(IntegrityPress.com) – Imagine New Mexico, early summer of 1945; you’ve poured a cup of coffee and stepped outside to grab the morning paper. The sun is beginning to rise off in the distance as birds are chirping to the start of another day. All of a sudden you hear what sounds like an explosion and an orange fireball like nothing you’ve ever seen before shoots to the stars. Then all is dead silent. You stand there feeling like you just entered the Twilight Zone. If you knew what just passed through you, you’d wish you had.
Meanwhile, 1,900 miles away, at the Kodak headquarters, complaints begin pouring in about their x-ray film. The film is foggy and developing in sporadic areas. Scientists there are baffled.

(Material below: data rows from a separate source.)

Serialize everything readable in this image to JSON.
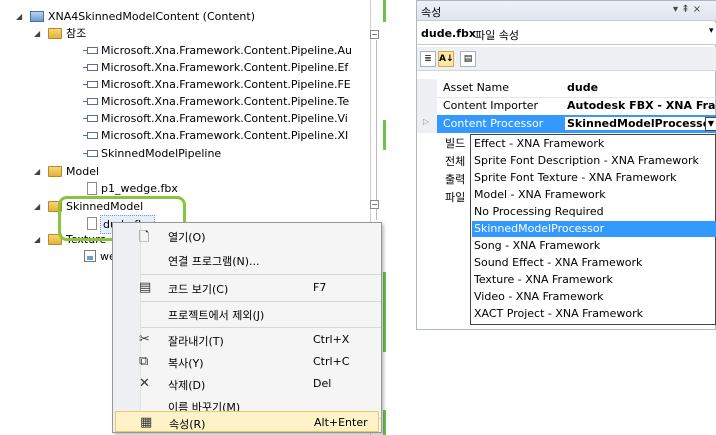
{
  "solution_tree": {
    "project": "XNA4SkinnedModelContent (Content)",
    "references_folder": "참조",
    "references": [
      "Microsoft.Xna.Framework.Content.Pipeline.Au",
      "Microsoft.Xna.Framework.Content.Pipeline.Ef",
      "Microsoft.Xna.Framework.Content.Pipeline.FE",
      "Microsoft.Xna.Framework.Content.Pipeline.Te",
      "Microsoft.Xna.Framework.Content.Pipeline.Vi",
      "Microsoft.Xna.Framework.Content.Pipeline.XI",
      "SkinnedModelPipeline"
    ],
    "model_folder": "Model",
    "model_file": "p1_wedge.fbx",
    "skinned_folder": "SkinnedModel",
    "skinned_file": "dude.fbx",
    "texture_folder": "Texture",
    "texture_file": "wedge"
  },
  "context_menu": {
    "items": [
      {
        "label": "열기(O)",
        "shortcut": "",
        "icon": "open-icon"
      },
      {
        "label": "연결 프로그램(N)...",
        "shortcut": "",
        "icon": ""
      },
      {
        "label": "코드 보기(C)",
        "shortcut": "F7",
        "icon": "code-icon"
      },
      {
        "label": "프로젝트에서 제외(J)",
        "shortcut": "",
        "icon": ""
      },
      {
        "label": "잘라내기(T)",
        "shortcut": "Ctrl+X",
        "icon": "cut-icon"
      },
      {
        "label": "복사(Y)",
        "shortcut": "Ctrl+C",
        "icon": "copy-icon"
      },
      {
        "label": "삭제(D)",
        "shortcut": "Del",
        "icon": "delete-icon"
      },
      {
        "label": "이름 바꾸기(M)",
        "shortcut": "",
        "icon": ""
      },
      {
        "label": "속성(R)",
        "shortcut": "Alt+Enter",
        "icon": "properties-icon"
      }
    ]
  },
  "properties": {
    "title": "속성",
    "title_controls": "▾ ⇞ ×",
    "object_name": "dude.fbx",
    "object_desc": "파일 속성",
    "rows": [
      {
        "name": "Asset Name",
        "value": "dude"
      },
      {
        "name": "Content Importer",
        "value": "Autodesk FBX - XNA Fram"
      },
      {
        "name": "Content Processor",
        "value": "SkinnedModelProcessor"
      }
    ],
    "cut_rows": [
      "빌드",
      "전체",
      "출력",
      "파일"
    ],
    "processor_options": [
      "Effect - XNA Framework",
      "Sprite Font Description - XNA Framework",
      "Sprite Font Texture - XNA Framework",
      "Model - XNA Framework",
      "No Processing Required",
      "SkinnedModelProcessor",
      "Song - XNA Framework",
      "Sound Effect - XNA Framework",
      "Texture - XNA Framework",
      "Video - XNA Framework",
      "XACT Project - XNA Framework"
    ],
    "selected_option": "SkinnedModelProcessor"
  },
  "colors": {
    "highlight": "#8ac43c",
    "selection": "#3399ff",
    "menu_hover": "#fdf2c8"
  }
}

X-ray film is extremely sensitive compared to regular film, so their factories are specifically designed to prevent any type of contamination, especially radioactive contamination. Even when shipped out, the company makes extra efforts to protect this film from damage, so much so that Kodak’s cardboard packaging comes from paper mills they own and operate.
Upon investigation, the company found the damaged film was coming from one of their mills in Vincennes, IN.
Pinpointing the Source
Julian Webb, a Kodak scientist, assuming the issue would be radium, decided to investigate further and traveled to Indiana. What he found wasn’t radium; it was a new radioactive isotope. The same issue was arising at another paper mill in Iowa. Webb soon realized that what he had discovered was Cerium-141, dangerous beta-particle radiation that could penetrate skin, paper and many other materials effortlessly — a common product of nuclear fission.

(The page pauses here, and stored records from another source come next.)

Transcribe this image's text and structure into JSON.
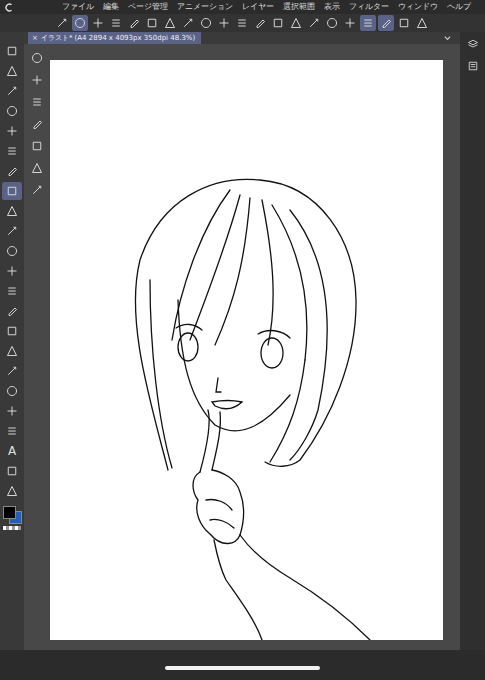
{
  "menu": {
    "items": [
      "ファイル",
      "編集",
      "ページ管理",
      "アニメーション",
      "レイヤー",
      "選択範囲",
      "表示",
      "フィルター",
      "ウィンドウ",
      "ヘルプ"
    ]
  },
  "toolbar": [
    {
      "selected": false
    },
    {
      "selected": true
    },
    {
      "selected": false
    },
    {
      "selected": false
    },
    {
      "selected": false
    },
    {
      "selected": false
    },
    {
      "selected": false
    },
    {
      "selected": false
    },
    {
      "selected": false
    },
    {
      "selected": false
    },
    {
      "selected": false
    },
    {
      "selected": false
    },
    {
      "selected": false
    },
    {
      "selected": false
    },
    {
      "selected": false
    },
    {
      "selected": false
    },
    {
      "selected": false
    },
    {
      "selected": true
    },
    {
      "selected": true
    },
    {
      "selected": false
    },
    {
      "selected": false
    }
  ],
  "document_tab": {
    "close": "×",
    "title": "イラスト* (A4 2894 x 4093px 350dpi 48.3%)"
  },
  "tools": [
    {
      "selected": false
    },
    {
      "selected": false
    },
    {
      "selected": false
    },
    {
      "selected": false
    },
    {
      "selected": false
    },
    {
      "selected": false
    },
    {
      "selected": false
    },
    {
      "selected": true
    },
    {
      "selected": false
    },
    {
      "selected": false
    },
    {
      "selected": false
    },
    {
      "selected": false
    },
    {
      "selected": false
    },
    {
      "selected": false
    },
    {
      "selected": false
    },
    {
      "selected": false
    },
    {
      "selected": false
    },
    {
      "selected": false
    },
    {
      "selected": false
    },
    {
      "selected": false
    },
    {
      "selected": false,
      "glyph": "A"
    },
    {
      "selected": false
    },
    {
      "selected": false
    }
  ],
  "subtools": [
    {
      "selected": false
    },
    {
      "selected": false
    },
    {
      "selected": false
    },
    {
      "selected": false
    },
    {
      "selected": false
    },
    {
      "selected": false
    },
    {
      "selected": false
    }
  ],
  "colors": [
    {
      "color": "#000000",
      "selected": true
    },
    {
      "color": "#1f5fbf",
      "selected": false
    }
  ],
  "right_panel": [
    {
      "selected": false
    },
    {
      "selected": false
    }
  ]
}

With further testing, Julian Webb realized this radiation had occurred recently. There had to be a common denominator. Water! Both mills sat beside rivers; one was near the Wabash River and the other sat next to the Iowa River. Webb believed the straw or cornsilk they packaged the film in may have absorbed some of the radioactive water. The next rainfall would tell the story, and that it did. Heavy precipitation showed stronger radioactivity.

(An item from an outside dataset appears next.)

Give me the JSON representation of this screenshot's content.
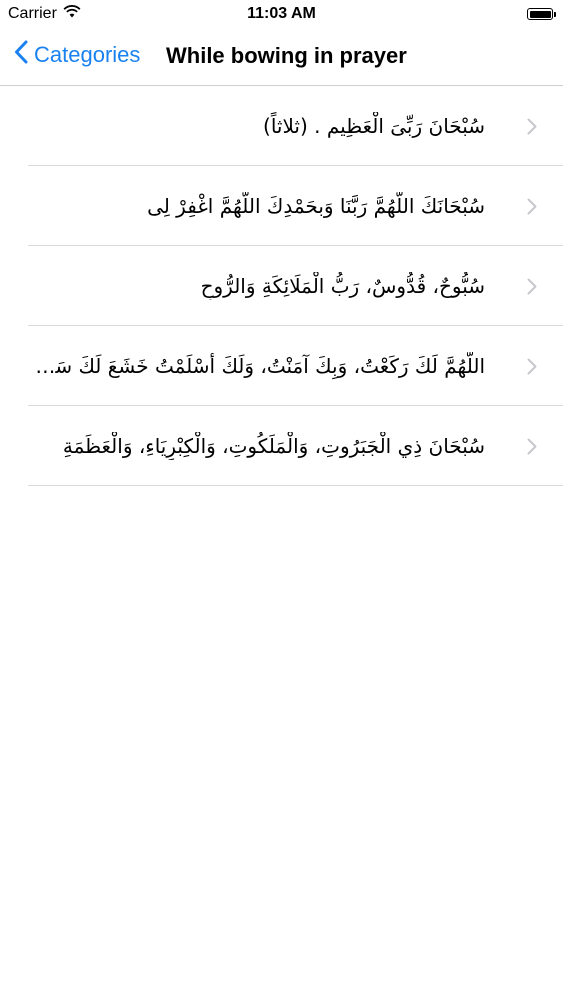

Eventually, the United States bombed Hiroshima, ending WWII. The government continued to test nuclear weapons near Las Vegas, while Geiger counters 2,500 miles away read 25 times above background radiation. Kodak, who had inadvertently discovered the government’s Trinity Tests, threatened to sue for damages but settled for the knowledge of when and where the next test bomb would be, so they could appropriately care for their products.
Others would be left in the dark as invisible isotopes irradiated food, Iodine-131 led to thyroid cancer and every American citizen alive was at some risk from radioactive fallout.